Alors justement, de quelle façon peut-on réduire les déchets sur cet événement ?
- Une collectivité devrait par exemple interdire l’utilisation du plastique et instaurer des gobelets réutilisables et consignés. Je pense qu’il faudrait également mettre en place un tri des déchets, et notamment concernant tout ce qui pourrait être recyclable. Si on arrive à récupérer des gobelets ou des bouteilles, ça serait déjà énorme. Il est simple de bannir l’utilisation du plastique, mais il est compliqué de contrôler tous les stands de nourriture qui seront présents pour les surveiller afin que les consignes soient bien respectées.

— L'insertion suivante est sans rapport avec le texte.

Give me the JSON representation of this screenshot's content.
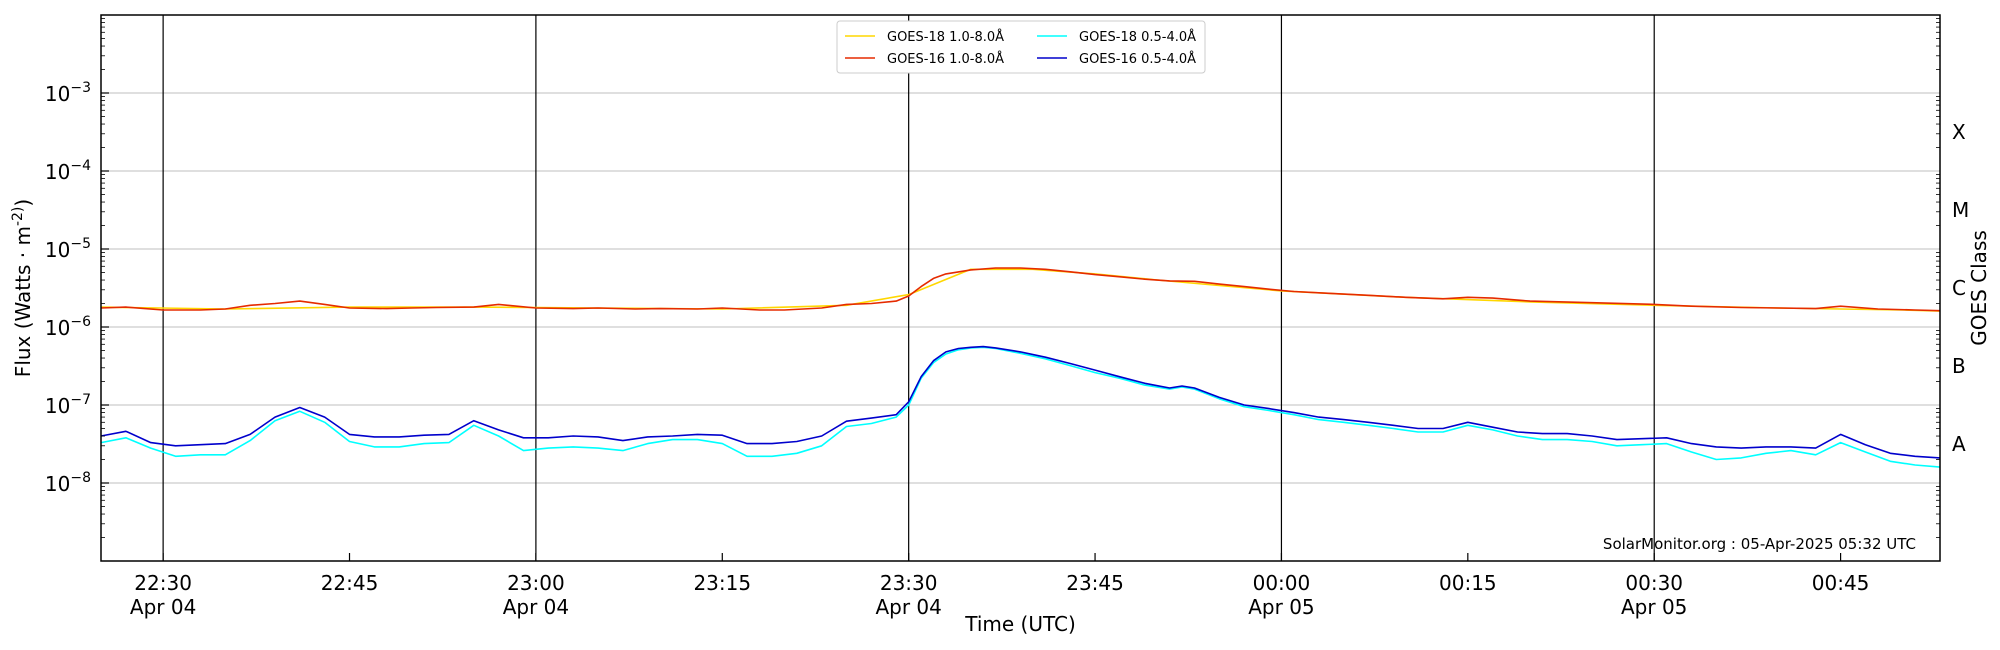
{
  "chart_data": {
    "type": "line",
    "xlabel": "Time (UTC)",
    "ylabel": "Flux (Watts · m^-2)",
    "ylabel_right": "GOES Class",
    "y_scale": "log",
    "ylim": [
      1e-09,
      0.01
    ],
    "x_range_minutes": [
      -95,
      53
    ],
    "grid": "horizontal",
    "legend_position": "top-center",
    "watermark": "SolarMonitor.org : 05-Apr-2025 05:32 UTC",
    "y_ticks": [
      {
        "label_base": "10",
        "label_exp": "−8",
        "value": 1e-08
      },
      {
        "label_base": "10",
        "label_exp": "−7",
        "value": 1e-07
      },
      {
        "label_base": "10",
        "label_exp": "−6",
        "value": 1e-06
      },
      {
        "label_base": "10",
        "label_exp": "−5",
        "value": 1e-05
      },
      {
        "label_base": "10",
        "label_exp": "−4",
        "value": 0.0001
      },
      {
        "label_base": "10",
        "label_exp": "−3",
        "value": 0.001
      }
    ],
    "goes_classes": [
      {
        "label": "A",
        "value": 3.16e-08
      },
      {
        "label": "B",
        "value": 3.16e-07
      },
      {
        "label": "C",
        "value": 3.16e-06
      },
      {
        "label": "M",
        "value": 3.16e-05
      },
      {
        "label": "X",
        "value": 0.000316
      }
    ],
    "x_ticks": [
      {
        "time": "22:30",
        "date": "Apr 04",
        "minute": -90,
        "vline": true
      },
      {
        "time": "22:45",
        "date": "",
        "minute": -75,
        "vline": false
      },
      {
        "time": "23:00",
        "date": "Apr 04",
        "minute": -60,
        "vline": true
      },
      {
        "time": "23:15",
        "date": "",
        "minute": -45,
        "vline": false
      },
      {
        "time": "23:30",
        "date": "Apr 04",
        "minute": -30,
        "vline": true
      },
      {
        "time": "23:45",
        "date": "",
        "minute": -15,
        "vline": false
      },
      {
        "time": "00:00",
        "date": "Apr 05",
        "minute": 0,
        "vline": true
      },
      {
        "time": "00:15",
        "date": "",
        "minute": 15,
        "vline": false
      },
      {
        "time": "00:30",
        "date": "Apr 05",
        "minute": 30,
        "vline": true
      },
      {
        "time": "00:45",
        "date": "",
        "minute": 45,
        "vline": false
      }
    ],
    "series": [
      {
        "name": "GOES-18 1.0-8.0Å",
        "color": "#ffd700",
        "x": [
          -95,
          -85,
          -75,
          -65,
          -55,
          -45,
          -35,
          -30,
          -25,
          -20,
          -15,
          -10,
          -5,
          0,
          10,
          20,
          30,
          40,
          50,
          53
        ],
        "values": [
          1.8e-06,
          1.7e-06,
          1.8e-06,
          1.8e-06,
          1.75e-06,
          1.7e-06,
          1.9e-06,
          2.6e-06,
          5.5e-06,
          5.5e-06,
          4.8e-06,
          4e-06,
          3.4e-06,
          2.9e-06,
          2.4e-06,
          2.1e-06,
          1.9e-06,
          1.75e-06,
          1.65e-06,
          1.6e-06
        ]
      },
      {
        "name": "GOES-16 1.0-8.0Å",
        "color": "#e52b00",
        "x": [
          -95,
          -93,
          -90,
          -87,
          -85,
          -83,
          -81,
          -79,
          -77,
          -75,
          -72,
          -70,
          -68,
          -65,
          -63,
          -60,
          -57,
          -55,
          -52,
          -50,
          -47,
          -45,
          -42,
          -40,
          -37,
          -35,
          -33,
          -31,
          -30,
          -29,
          -28,
          -27,
          -25,
          -23,
          -21,
          -19,
          -17,
          -15,
          -13,
          -11,
          -9,
          -7,
          -5,
          -3,
          -1,
          1,
          4,
          7,
          10,
          13,
          15,
          17,
          20,
          25,
          30,
          33,
          37,
          40,
          43,
          45,
          48,
          51,
          53
        ],
        "values": [
          1.75e-06,
          1.8e-06,
          1.65e-06,
          1.65e-06,
          1.7e-06,
          1.9e-06,
          2e-06,
          2.15e-06,
          1.95e-06,
          1.75e-06,
          1.72e-06,
          1.75e-06,
          1.78e-06,
          1.8e-06,
          1.95e-06,
          1.75e-06,
          1.72e-06,
          1.75e-06,
          1.7e-06,
          1.72e-06,
          1.7e-06,
          1.75e-06,
          1.65e-06,
          1.65e-06,
          1.75e-06,
          1.95e-06,
          2e-06,
          2.15e-06,
          2.5e-06,
          3.3e-06,
          4.2e-06,
          4.8e-06,
          5.4e-06,
          5.7e-06,
          5.7e-06,
          5.5e-06,
          5.1e-06,
          4.7e-06,
          4.4e-06,
          4.1e-06,
          3.9e-06,
          3.85e-06,
          3.55e-06,
          3.3e-06,
          3.05e-06,
          2.85e-06,
          2.7e-06,
          2.55e-06,
          2.4e-06,
          2.3e-06,
          2.4e-06,
          2.35e-06,
          2.15e-06,
          2.05e-06,
          1.95e-06,
          1.85e-06,
          1.78e-06,
          1.75e-06,
          1.72e-06,
          1.85e-06,
          1.7e-06,
          1.65e-06,
          1.62e-06
        ]
      },
      {
        "name": "GOES-18 0.5-4.0Å",
        "color": "#00ffff",
        "x": [
          -95,
          -93,
          -91,
          -89,
          -87,
          -85,
          -83,
          -81,
          -79,
          -77,
          -75,
          -73,
          -71,
          -69,
          -67,
          -65,
          -63,
          -61,
          -59,
          -57,
          -55,
          -53,
          -51,
          -49,
          -47,
          -45,
          -43,
          -41,
          -39,
          -37,
          -35,
          -33,
          -31,
          -30,
          -29,
          -28,
          -27,
          -26,
          -25,
          -24,
          -23,
          -21,
          -19,
          -17,
          -15,
          -13,
          -11,
          -9,
          -8,
          -7,
          -5,
          -3,
          -1,
          1,
          3,
          5,
          7,
          9,
          11,
          13,
          15,
          17,
          19,
          21,
          23,
          25,
          27,
          29,
          31,
          33,
          35,
          37,
          39,
          41,
          43,
          45,
          47,
          49,
          51,
          53
        ],
        "values": [
          3.3e-08,
          3.8e-08,
          2.8e-08,
          2.2e-08,
          2.3e-08,
          2.3e-08,
          3.5e-08,
          6.3e-08,
          8.3e-08,
          6e-08,
          3.4e-08,
          2.9e-08,
          2.9e-08,
          3.2e-08,
          3.3e-08,
          5.5e-08,
          4e-08,
          2.6e-08,
          2.8e-08,
          2.9e-08,
          2.8e-08,
          2.6e-08,
          3.2e-08,
          3.6e-08,
          3.6e-08,
          3.2e-08,
          2.2e-08,
          2.2e-08,
          2.4e-08,
          3e-08,
          5.3e-08,
          5.8e-08,
          7e-08,
          1e-07,
          2.2e-07,
          3.5e-07,
          4.5e-07,
          5.1e-07,
          5.4e-07,
          5.5e-07,
          5.3e-07,
          4.6e-07,
          3.9e-07,
          3.2e-07,
          2.6e-07,
          2.2e-07,
          1.8e-07,
          1.6e-07,
          1.7e-07,
          1.6e-07,
          1.2e-07,
          9.5e-08,
          8.5e-08,
          7.5e-08,
          6.5e-08,
          6e-08,
          5.5e-08,
          5e-08,
          4.5e-08,
          4.5e-08,
          5.5e-08,
          4.8e-08,
          4e-08,
          3.6e-08,
          3.6e-08,
          3.4e-08,
          3e-08,
          3.1e-08,
          3.2e-08,
          2.5e-08,
          2e-08,
          2.1e-08,
          2.4e-08,
          2.6e-08,
          2.3e-08,
          3.3e-08,
          2.5e-08,
          1.9e-08,
          1.7e-08,
          1.6e-08
        ]
      },
      {
        "name": "GOES-16 0.5-4.0Å",
        "color": "#0000cc",
        "x": [
          -95,
          -93,
          -91,
          -89,
          -87,
          -85,
          -83,
          -81,
          -79,
          -77,
          -75,
          -73,
          -71,
          -69,
          -67,
          -65,
          -63,
          -61,
          -59,
          -57,
          -55,
          -53,
          -51,
          -49,
          -47,
          -45,
          -43,
          -41,
          -39,
          -37,
          -35,
          -33,
          -31,
          -30,
          -29,
          -28,
          -27,
          -26,
          -25,
          -24,
          -23,
          -21,
          -19,
          -17,
          -15,
          -13,
          -11,
          -9,
          -8,
          -7,
          -5,
          -3,
          -1,
          1,
          3,
          5,
          7,
          9,
          11,
          13,
          15,
          17,
          19,
          21,
          23,
          25,
          27,
          29,
          31,
          33,
          35,
          37,
          39,
          41,
          43,
          45,
          47,
          49,
          51,
          53
        ],
        "values": [
          4e-08,
          4.6e-08,
          3.3e-08,
          3e-08,
          3.1e-08,
          3.2e-08,
          4.2e-08,
          7e-08,
          9.3e-08,
          7e-08,
          4.2e-08,
          3.9e-08,
          3.9e-08,
          4.1e-08,
          4.2e-08,
          6.3e-08,
          4.8e-08,
          3.8e-08,
          3.8e-08,
          4e-08,
          3.9e-08,
          3.5e-08,
          3.9e-08,
          4e-08,
          4.2e-08,
          4.1e-08,
          3.2e-08,
          3.2e-08,
          3.4e-08,
          4e-08,
          6.2e-08,
          6.8e-08,
          7.5e-08,
          1.1e-07,
          2.3e-07,
          3.7e-07,
          4.8e-07,
          5.3e-07,
          5.5e-07,
          5.6e-07,
          5.4e-07,
          4.8e-07,
          4.1e-07,
          3.4e-07,
          2.8e-07,
          2.3e-07,
          1.9e-07,
          1.65e-07,
          1.75e-07,
          1.65e-07,
          1.25e-07,
          1e-07,
          9e-08,
          8e-08,
          7e-08,
          6.5e-08,
          6e-08,
          5.5e-08,
          5e-08,
          5e-08,
          6e-08,
          5.2e-08,
          4.5e-08,
          4.3e-08,
          4.3e-08,
          4e-08,
          3.6e-08,
          3.7e-08,
          3.8e-08,
          3.2e-08,
          2.9e-08,
          2.8e-08,
          2.9e-08,
          2.9e-08,
          2.8e-08,
          4.2e-08,
          3.1e-08,
          2.4e-08,
          2.2e-08,
          2.1e-08
        ]
      }
    ]
  }
}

Concernant les visiteurs, comment ces derniers peuvent contribuer à ce que cette fête soit éco-responsable ?
- Il y a déjà la question de la mobilité. On peut s’interroger sur les moyens de locomotion utilisés pour se rendre à la Fête des Lumières. Il faut privilégier les transports peu polluants ou le co-voiturage. Il faut également veiller à ne pas jeter ses déchets dans la rue pendant la durée de la manifestation.
« Une collectivité devrait par exemple interdire l’utilisation du plastique et instaurer des gobelets réutilisables et consignés »
Pendant ces quatre jours consacrés à la Fête des Lumières, La Ville de Lyon, via son opérateur, propose une réduction du prix des billets de métro (tarifs préférentiels) et la SNCF suit cette initiative pour les trains TER sur la région. Est-ce que ce sont des solutions efficaces en faveur de l’environnement ?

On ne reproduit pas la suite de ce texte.